With such dramatic improvement occurring so quickly in a different setting, it’s hard not to question whether we failed to understand our son and help him to reach his potential. It doesn’t feel good to second-guess a system we partnered with for years. Yet, when I look in my rear-view mirror, I wonder about the accuracy of the diagnostic tools that were used to assess our son’s abilities and his IQ. I wonder whether schools are offering the best academic programming to prepare students with ASD for independent lives. I wonder whether I have the only son who learned to play Yahtzee in a social skills class but didn’t have a friend to play it with outside the classroom. I wonder how students with a social/communication disorder can learn meaningful social skills in a classroom that actually translate into friendships.

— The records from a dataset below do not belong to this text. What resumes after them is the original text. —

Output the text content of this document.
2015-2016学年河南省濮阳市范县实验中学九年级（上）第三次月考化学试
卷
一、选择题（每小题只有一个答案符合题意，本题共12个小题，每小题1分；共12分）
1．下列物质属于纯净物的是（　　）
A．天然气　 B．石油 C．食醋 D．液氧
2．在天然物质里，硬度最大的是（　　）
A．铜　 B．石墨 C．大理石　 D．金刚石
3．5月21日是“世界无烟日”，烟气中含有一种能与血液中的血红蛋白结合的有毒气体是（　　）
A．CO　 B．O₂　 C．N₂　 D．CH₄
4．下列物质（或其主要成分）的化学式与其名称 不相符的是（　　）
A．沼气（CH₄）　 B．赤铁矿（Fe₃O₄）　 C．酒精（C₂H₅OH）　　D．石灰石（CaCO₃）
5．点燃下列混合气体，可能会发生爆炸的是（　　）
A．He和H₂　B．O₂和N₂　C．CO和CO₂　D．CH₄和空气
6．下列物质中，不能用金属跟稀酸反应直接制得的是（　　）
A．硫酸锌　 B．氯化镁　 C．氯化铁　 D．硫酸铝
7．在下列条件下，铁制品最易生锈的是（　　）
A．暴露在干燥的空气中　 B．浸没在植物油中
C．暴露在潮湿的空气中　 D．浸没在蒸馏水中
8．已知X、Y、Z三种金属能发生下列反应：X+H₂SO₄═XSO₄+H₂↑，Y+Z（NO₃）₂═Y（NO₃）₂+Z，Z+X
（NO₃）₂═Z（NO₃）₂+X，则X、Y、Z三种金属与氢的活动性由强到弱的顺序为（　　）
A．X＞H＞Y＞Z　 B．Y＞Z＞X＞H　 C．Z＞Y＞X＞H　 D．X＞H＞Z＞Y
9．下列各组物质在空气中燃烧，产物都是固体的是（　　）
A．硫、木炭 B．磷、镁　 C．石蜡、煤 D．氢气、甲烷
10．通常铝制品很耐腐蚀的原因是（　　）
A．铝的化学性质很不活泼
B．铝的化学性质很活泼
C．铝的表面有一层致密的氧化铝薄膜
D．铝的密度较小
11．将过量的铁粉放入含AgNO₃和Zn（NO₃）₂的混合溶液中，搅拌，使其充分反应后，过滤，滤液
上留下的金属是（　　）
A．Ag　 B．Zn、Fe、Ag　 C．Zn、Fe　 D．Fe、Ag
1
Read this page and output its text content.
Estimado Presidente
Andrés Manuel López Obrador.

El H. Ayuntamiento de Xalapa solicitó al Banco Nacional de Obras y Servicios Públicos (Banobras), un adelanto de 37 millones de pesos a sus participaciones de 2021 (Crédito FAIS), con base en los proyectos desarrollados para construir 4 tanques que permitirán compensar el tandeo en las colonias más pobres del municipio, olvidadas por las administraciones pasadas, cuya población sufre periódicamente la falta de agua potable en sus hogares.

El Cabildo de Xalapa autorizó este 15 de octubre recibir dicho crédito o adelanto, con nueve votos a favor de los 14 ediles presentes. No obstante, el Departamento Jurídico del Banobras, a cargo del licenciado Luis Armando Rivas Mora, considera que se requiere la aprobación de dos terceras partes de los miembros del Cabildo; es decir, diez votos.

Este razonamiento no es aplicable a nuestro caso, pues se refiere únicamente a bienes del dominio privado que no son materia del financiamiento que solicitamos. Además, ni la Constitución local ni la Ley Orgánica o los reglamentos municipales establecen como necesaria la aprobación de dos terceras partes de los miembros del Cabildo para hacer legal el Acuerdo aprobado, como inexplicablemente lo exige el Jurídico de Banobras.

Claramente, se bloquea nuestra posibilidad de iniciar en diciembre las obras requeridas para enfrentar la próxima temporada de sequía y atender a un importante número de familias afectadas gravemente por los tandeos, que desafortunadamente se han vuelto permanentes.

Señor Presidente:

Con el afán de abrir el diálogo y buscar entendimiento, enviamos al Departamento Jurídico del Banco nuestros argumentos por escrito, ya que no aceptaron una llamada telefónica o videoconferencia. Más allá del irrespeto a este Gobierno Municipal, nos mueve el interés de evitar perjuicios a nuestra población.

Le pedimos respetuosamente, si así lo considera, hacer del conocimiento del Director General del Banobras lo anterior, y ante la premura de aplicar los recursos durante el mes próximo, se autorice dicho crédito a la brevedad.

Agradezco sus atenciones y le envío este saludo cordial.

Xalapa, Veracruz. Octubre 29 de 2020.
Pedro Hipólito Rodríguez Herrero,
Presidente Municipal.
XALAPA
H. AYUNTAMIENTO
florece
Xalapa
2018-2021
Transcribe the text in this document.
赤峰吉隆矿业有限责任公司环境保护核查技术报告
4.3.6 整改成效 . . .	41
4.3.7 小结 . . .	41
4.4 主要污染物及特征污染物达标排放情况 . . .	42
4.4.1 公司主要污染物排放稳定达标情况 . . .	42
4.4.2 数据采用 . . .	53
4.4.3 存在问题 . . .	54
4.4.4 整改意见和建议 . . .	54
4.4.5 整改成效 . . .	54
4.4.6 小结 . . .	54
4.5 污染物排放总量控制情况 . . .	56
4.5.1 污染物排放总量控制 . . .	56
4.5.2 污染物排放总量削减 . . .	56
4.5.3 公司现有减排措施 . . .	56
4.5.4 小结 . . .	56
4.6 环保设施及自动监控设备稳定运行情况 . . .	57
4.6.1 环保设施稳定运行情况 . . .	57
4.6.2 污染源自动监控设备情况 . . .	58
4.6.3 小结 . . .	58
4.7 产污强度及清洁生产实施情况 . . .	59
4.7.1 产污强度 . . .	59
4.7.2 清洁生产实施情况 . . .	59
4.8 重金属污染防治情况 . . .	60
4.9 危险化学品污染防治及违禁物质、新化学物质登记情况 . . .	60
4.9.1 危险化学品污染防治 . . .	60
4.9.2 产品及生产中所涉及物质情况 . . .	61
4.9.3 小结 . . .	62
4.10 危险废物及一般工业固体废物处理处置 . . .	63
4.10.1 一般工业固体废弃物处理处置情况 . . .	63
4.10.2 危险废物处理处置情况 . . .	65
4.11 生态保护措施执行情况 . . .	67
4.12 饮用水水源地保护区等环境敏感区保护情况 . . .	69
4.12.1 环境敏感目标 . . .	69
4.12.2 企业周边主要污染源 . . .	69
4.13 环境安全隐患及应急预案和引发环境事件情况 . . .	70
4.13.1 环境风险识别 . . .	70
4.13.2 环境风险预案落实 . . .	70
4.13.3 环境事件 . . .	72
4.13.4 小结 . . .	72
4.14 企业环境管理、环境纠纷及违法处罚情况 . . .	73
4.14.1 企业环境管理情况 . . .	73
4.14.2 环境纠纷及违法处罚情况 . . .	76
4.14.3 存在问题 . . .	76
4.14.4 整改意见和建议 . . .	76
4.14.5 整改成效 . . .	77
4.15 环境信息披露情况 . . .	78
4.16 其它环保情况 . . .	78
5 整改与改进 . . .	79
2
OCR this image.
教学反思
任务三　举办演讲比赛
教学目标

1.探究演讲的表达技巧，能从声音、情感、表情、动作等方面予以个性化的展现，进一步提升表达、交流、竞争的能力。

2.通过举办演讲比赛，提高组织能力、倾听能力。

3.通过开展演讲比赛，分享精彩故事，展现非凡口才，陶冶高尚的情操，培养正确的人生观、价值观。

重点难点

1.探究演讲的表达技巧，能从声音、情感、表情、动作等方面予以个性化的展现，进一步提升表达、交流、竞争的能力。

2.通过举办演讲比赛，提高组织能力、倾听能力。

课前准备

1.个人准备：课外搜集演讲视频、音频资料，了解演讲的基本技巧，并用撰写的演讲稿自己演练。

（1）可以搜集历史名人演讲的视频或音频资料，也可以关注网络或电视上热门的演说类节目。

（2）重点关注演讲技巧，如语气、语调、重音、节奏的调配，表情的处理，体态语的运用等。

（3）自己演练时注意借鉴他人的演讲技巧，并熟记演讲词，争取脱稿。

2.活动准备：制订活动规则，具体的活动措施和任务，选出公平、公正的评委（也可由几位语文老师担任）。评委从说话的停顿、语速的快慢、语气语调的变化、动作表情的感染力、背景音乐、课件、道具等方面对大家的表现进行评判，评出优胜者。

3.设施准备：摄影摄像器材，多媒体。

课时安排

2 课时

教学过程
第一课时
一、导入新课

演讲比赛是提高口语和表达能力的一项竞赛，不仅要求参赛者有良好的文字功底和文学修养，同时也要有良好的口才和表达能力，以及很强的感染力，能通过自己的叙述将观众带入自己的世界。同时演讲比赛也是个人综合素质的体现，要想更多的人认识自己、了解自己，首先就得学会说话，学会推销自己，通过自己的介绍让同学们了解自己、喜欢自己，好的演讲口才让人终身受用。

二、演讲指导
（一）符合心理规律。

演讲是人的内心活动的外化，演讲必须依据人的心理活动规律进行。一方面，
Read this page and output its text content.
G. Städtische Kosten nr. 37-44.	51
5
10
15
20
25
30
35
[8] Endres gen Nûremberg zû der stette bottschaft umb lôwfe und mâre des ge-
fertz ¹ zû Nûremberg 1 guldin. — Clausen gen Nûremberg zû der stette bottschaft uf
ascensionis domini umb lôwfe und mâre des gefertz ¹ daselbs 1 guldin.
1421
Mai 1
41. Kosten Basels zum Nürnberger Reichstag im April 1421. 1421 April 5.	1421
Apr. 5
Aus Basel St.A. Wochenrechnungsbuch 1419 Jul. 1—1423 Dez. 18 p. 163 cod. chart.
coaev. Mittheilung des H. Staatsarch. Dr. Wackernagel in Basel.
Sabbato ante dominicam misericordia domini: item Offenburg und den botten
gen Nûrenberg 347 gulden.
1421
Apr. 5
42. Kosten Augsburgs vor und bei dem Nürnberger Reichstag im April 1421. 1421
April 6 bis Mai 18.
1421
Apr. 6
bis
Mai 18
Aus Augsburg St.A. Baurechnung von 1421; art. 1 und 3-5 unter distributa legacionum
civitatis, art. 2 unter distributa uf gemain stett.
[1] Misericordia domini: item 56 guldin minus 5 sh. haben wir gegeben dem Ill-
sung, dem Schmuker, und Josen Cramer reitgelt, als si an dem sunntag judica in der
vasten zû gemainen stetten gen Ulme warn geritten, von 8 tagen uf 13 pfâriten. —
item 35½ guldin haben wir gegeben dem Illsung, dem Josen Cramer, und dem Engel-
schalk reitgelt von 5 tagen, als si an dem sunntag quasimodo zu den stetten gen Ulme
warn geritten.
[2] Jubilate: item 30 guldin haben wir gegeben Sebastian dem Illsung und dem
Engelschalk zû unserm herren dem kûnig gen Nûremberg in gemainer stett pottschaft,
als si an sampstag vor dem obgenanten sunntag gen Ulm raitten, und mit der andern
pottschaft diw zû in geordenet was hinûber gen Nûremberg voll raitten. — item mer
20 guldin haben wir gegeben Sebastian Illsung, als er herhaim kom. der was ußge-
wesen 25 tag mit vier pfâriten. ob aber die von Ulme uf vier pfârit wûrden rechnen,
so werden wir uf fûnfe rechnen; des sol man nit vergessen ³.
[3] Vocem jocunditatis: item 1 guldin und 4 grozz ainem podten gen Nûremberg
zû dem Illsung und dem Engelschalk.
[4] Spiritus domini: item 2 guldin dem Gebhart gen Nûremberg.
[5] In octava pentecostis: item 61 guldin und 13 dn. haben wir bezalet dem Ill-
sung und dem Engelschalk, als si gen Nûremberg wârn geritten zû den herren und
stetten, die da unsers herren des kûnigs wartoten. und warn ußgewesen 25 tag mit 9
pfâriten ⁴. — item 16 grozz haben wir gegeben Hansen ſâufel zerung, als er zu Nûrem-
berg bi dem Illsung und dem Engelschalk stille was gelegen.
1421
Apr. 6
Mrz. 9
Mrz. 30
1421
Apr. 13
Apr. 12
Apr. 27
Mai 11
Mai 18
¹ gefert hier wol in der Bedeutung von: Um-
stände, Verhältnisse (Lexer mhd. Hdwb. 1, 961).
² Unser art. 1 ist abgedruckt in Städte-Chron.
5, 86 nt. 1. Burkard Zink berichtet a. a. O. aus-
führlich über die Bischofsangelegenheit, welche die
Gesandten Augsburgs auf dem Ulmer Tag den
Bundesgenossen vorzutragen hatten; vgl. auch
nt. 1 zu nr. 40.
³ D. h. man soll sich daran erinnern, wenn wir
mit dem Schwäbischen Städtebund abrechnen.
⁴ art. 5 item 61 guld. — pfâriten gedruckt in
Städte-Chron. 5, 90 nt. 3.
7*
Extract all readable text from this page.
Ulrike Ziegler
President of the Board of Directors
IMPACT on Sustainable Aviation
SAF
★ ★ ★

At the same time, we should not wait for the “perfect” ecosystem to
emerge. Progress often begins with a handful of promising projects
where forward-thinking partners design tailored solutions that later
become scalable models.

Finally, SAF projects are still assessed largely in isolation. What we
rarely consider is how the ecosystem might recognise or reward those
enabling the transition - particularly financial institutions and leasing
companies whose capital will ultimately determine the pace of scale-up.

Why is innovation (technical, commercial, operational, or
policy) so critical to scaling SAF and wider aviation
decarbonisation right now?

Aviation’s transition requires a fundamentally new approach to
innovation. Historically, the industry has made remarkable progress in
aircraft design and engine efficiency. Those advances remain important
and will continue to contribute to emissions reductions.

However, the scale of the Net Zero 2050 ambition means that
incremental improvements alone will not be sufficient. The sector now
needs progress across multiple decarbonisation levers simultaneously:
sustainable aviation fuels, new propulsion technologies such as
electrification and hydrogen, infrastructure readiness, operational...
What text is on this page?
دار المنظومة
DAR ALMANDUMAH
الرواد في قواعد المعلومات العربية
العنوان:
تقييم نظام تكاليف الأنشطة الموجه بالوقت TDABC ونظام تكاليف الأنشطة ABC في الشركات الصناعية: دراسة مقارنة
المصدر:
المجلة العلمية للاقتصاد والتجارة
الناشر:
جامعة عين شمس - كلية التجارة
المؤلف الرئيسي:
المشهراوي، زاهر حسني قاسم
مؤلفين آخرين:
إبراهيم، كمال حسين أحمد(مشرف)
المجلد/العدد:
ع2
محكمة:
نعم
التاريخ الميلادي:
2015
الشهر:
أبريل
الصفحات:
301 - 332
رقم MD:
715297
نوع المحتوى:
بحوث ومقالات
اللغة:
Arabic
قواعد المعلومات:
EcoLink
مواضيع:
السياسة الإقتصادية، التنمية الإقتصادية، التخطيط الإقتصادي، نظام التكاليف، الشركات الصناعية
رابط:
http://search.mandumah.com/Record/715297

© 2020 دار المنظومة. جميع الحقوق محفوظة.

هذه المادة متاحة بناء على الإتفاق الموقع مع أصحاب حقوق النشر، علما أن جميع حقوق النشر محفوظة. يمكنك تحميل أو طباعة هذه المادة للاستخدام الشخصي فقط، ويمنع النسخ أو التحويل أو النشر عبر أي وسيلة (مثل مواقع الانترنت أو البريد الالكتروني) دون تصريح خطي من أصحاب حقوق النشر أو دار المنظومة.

I have many questions but few answers. I’m not sure whether our experience is the exception or the rule, although I’m guessing it’s not uncommon. Most families can’t or won’t — and shouldn’t have to — send their kids away, even if they reach our level of desperation. So if our experience is not an anomaly, what steps are professionals willing to take to critically evaluate and improve upon the diagnostic tools and programs that are so fundamental to our children’s education? How can parents help to change the paradigm? How can taxpayers get the biggest bang for the buck with special education dollars? With 1 in 150 children being diagnosed with ASD, it’s important to get it right.